A time of change :)

Sep 15, 2005 01:57

Wow - it's been a long time since I've updated my online journal and I realized how much I miss writing out what I've been feeling and doing in my life. I haven't updated lately probably because I've been so stressed out from work and issues that keep arising there. It just seemed like the easy way out to complain about it and find bad habits to fill my break time to cope with it.
The truth of the matter is - work isn't that bad after all, and I can only take it one day at a time. It also has been because I start each morning barely waking up in time to get ready and filling my day with fatty foods, nicotine, and caffeine. I was never a smoker at a young age, and have been experimenting with it lately. I think the main thing that has driven me to this is when my coworkers and I start complaining about a company policy/ lack thereof they end the rant with "I need a smoke". I have been trying to "enjoy" smoking as an outlet/filler for this state of mind but it really hasn't helped. I have barely smoked a whole packs worth in my life but lately I've been going against and with it again and again in a really rediculous cycle. Mainly being "I really like smoking" and then going to "I hate smoking and never want to do it again". Well after doing this a few times and really realizing how nasty it feels (this is just smoking 1-2 cigs a day) I have made a plan to quit before it really grabs hold of me. I've always been good at using mind over matter and have never had a strong addictive personality. I grew up seeing my aunts smoking a pack + a day, and throwing away my parents cigs when they smoked when I was younger and this actually didn't get my parents mad but opened their eyes to quit. They both quit cold turkey and I've recently realized I need to quit given all the facts out there and the fact that I'm associating smoking w/ negative feelings.

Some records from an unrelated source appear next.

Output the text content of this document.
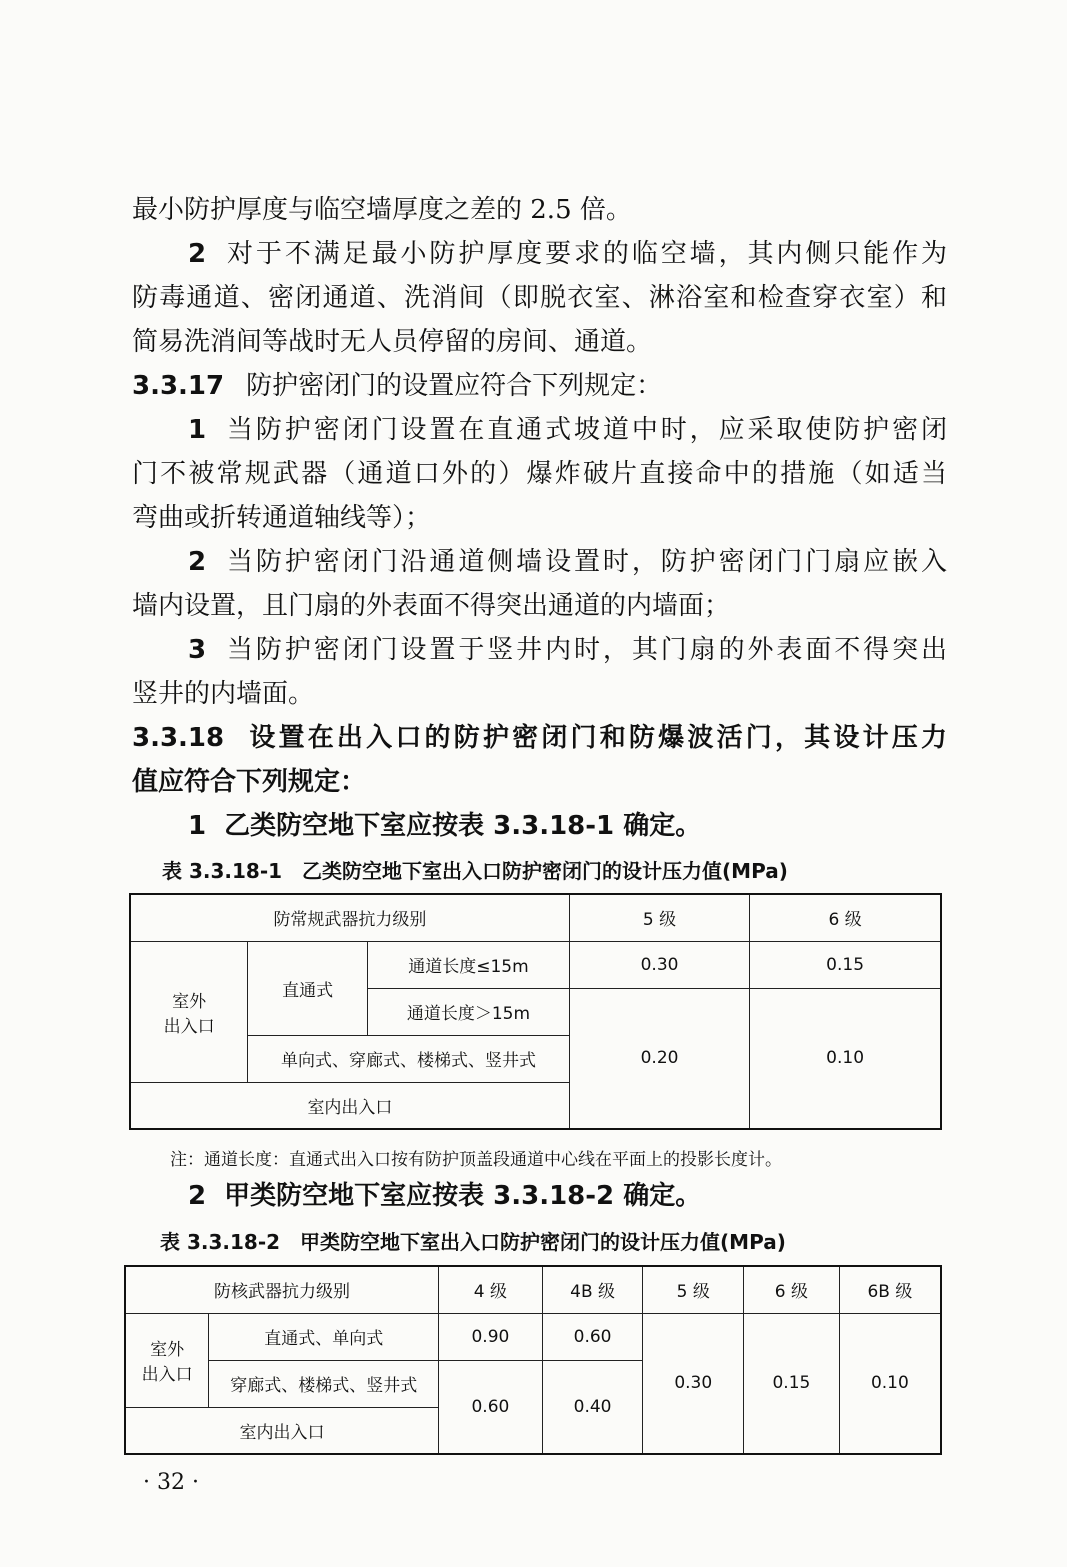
最小防护厚度与临空墙厚度之差的 2.5 倍。
2 对于不满足最小防护厚度要求的临空墙，其内侧只能作为
防毒通道、密闭通道、洗消间（即脱衣室、淋浴室和检查穿衣室）和
简易洗消间等战时无人员停留的房间、通道。
3.3.17 防护密闭门的设置应符合下列规定：
1 当防护密闭门设置在直通式坡道中时，应采取使防护密闭
门不被常规武器（通道口外的）爆炸破片直接命中的措施（如适当
弯曲或折转通道轴线等）；
2 当防护密闭门沿通道侧墙设置时，防护密闭门门扇应嵌入
墙内设置，且门扇的外表面不得突出通道的内墙面；
3 当防护密闭门设置于竖井内时，其门扇的外表面不得突出
竖井的内墙面。
3.3.18 设置在出入口的防护密闭门和防爆波活门，其设计压力
值应符合下列规定：
1 乙类防空地下室应按表 3.3.18-1 确定。
表 3.3.18-1　乙类防空地下室出入口防护密闭门的设计压力值(MPa)
防常规武器抗力级别			5 级	6 级
室外
出入口	直通式	通道长度≤15m	0.30	0.15
		通道长度＞15m	0.20	0.10
	单向式、穿廊式、楼梯式、竖井式			
室内出入口				
注：通道长度：直通式出入口按有防护顶盖段通道中心线在平面上的投影长度计。
2 甲类防空地下室应按表 3.3.18-2 确定。
表 3.3.18-2　甲类防空地下室出入口防护密闭门的设计压力值(MPa)
防核武器抗力级别		4 级	4B 级	5 级	6 级	6B 级
室外
出入口	直通式、单向式	0.90	0.60	0.30	0.15	0.10
	穿廊式、楼梯式、竖井式	0.60	0.40			
室内出入口						
· 32 ·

The truth is everyone makes mistakes, and deciding to try (considering I never got hooked)smoking was a bad decision on my part, and I realized it wasn't my thing. I now have an understanding on how gripping it is considering I've been doing it off and on the last month or so and am luckily not addicted to it. I still was getting the dizzy/sick feeling associated with it and realized it wasn't for me.
I'm going to replace this with jogging/walking every morning for a half hour. I will also replace fatty hamburgers and fries with a salad, or a grilled chicken sandwich. When I worked at Pizzicato I ate veggie pizza and chicken caesar salads every day and actually was in pretty good shape from tossing dough and running around all day. Now I'm in tech I'm ballooning out a bit from sitting on my arse all day. I've even noticed some shirts not buttoning like they used to. It's definitely not too late and I'm ready for a change for the better rather than for the worse.
I truly have sympathy for my smoking friends at work, and don't condemn them in any way whatsoever now. They have even been telling me not to start and I understand why now - it isn't enjoyable to me at all anymore.
I think I'll update in here more and this will help me stay focused. God, My wife, great family, and my productive music hobby has really opened my eyes to focus on the positive things in life and realized I need to make a change for the better by cutting coffee/smoking/etc. out, and getting back in shape.
thanks for reading this, and it feels good to say hello to old friends!